More examples (parallel runs, dataset streaming, Langfuse logging, Phoenix dataset sync, prompt manifest diffs, etc.) live in the [User Guide](docs/guides/USER_GUIDE.md).

---

## Run Modes (Simple vs Full)

EvalVault exposes two presets so beginners can execute an evaluation with a single command while advanced users retain every flag.

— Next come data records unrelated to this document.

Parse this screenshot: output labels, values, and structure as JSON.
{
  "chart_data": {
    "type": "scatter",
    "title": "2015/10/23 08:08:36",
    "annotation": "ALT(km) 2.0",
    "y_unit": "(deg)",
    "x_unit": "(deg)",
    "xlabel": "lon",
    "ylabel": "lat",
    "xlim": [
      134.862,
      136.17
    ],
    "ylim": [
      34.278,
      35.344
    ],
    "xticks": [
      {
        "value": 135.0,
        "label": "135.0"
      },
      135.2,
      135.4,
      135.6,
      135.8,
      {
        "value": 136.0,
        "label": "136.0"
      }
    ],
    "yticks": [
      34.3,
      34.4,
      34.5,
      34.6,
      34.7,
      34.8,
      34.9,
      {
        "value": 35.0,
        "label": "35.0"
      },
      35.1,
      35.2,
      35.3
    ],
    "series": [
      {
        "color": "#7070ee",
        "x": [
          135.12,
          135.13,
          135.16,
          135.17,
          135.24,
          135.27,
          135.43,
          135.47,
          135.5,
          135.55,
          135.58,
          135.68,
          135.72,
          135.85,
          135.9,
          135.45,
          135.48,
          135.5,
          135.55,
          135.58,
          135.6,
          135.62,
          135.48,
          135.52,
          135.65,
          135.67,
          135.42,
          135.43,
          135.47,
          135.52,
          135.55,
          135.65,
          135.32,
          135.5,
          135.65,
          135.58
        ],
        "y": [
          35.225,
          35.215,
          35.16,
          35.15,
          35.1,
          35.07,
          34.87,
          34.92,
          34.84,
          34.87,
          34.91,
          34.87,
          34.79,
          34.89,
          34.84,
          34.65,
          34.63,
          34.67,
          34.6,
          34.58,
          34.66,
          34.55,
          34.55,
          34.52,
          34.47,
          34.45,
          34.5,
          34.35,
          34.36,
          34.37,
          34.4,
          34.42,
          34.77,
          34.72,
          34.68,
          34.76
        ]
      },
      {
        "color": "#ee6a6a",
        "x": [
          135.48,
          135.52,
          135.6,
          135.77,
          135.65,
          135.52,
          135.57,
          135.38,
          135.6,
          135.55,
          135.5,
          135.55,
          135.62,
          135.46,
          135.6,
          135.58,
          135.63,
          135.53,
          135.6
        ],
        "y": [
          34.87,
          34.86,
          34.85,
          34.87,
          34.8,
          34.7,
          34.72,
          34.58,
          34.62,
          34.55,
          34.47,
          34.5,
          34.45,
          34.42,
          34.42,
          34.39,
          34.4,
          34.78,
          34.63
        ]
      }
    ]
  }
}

| Mode | Shortcut | Preset | Ideal for |
|------|----------|--------|-----------|
| **Simple** | `uv run evalvault run --mode simple DATASET.json`<br>`uv run evalvault run-simple DATASET.json` | Locks `faithfulness,answer_relevancy`, forces Phoenix tracking, hides Domain Memory & prompt manifest knobs. | First run, demos, non-experts |
| **Full** | `uv run evalvault run --mode full DATASET.json`<br>`uv run evalvault run-full DATASET.json` | Restores every advanced option (Domain Memory, Phoenix dataset/experiment sync, streaming, prompt manifests). | Power users, CI/CD gate, observability-heavy runs |

```bash
# Simple mode (dataset + optional profile only)
uv run evalvault run-simple tests/fixtures/e2e/insurance_qa_korean.json -p dev

# Full mode with Phoenix + Domain Memory extras
uv run evalvault run-full tests/fixtures/e2e/insurance_qa_korean.json \
  --profile prod \
  --tracker phoenix \
  --phoenix-dataset insurance-qa-ko \
  --phoenix-experiment gemma3-prod \
  --use-domain-memory --memory-domain insurance --augment-context
```

- `uv run evalvault history --mode simple` (or `full`) keeps CLI reports focused.
- The Web UI includes the same mode toggle and surfaces a "Mode" pill on Reports to make comparisons obvious.

---

## Supported Metrics (Ragas 0.4.x)

| Metric | Description |
|--------|-------------|
| `faithfulness` | How well the answer is grounded in the provided context |
| `answer_relevancy` | How relevant the answer is to the question |
| `context_precision` | Precision of the retrieved context |
| `context_recall` | Recall of the retrieved context |
| `factual_correctness` | Factual accuracy compared to ground truth |
| `semantic_similarity` | Semantic similarity between answer and ground truth |

---

## Documentation
- [User Guide](docs/guides/USER_GUIDE.md): installation, configuration, CLI recipes, Web UI, Phoenix, automation.
- [Architecture](docs/architecture/ARCHITECTURE.md) & [C4 Diagram](docs/internal/reference/ARCHITECTURE_C4.md): design details.
- [CHANGELOG](CHANGELOG.md) for release history.

---

## Contributing

PRs are welcome! Please read [CONTRIBUTING.md](CONTRIBUTING.md) and run `uv run ruff check` + `uv run pytest` before submitting.

---

## License

EvalVault is licensed under the [Apache 2.0](LICENSE.md) license.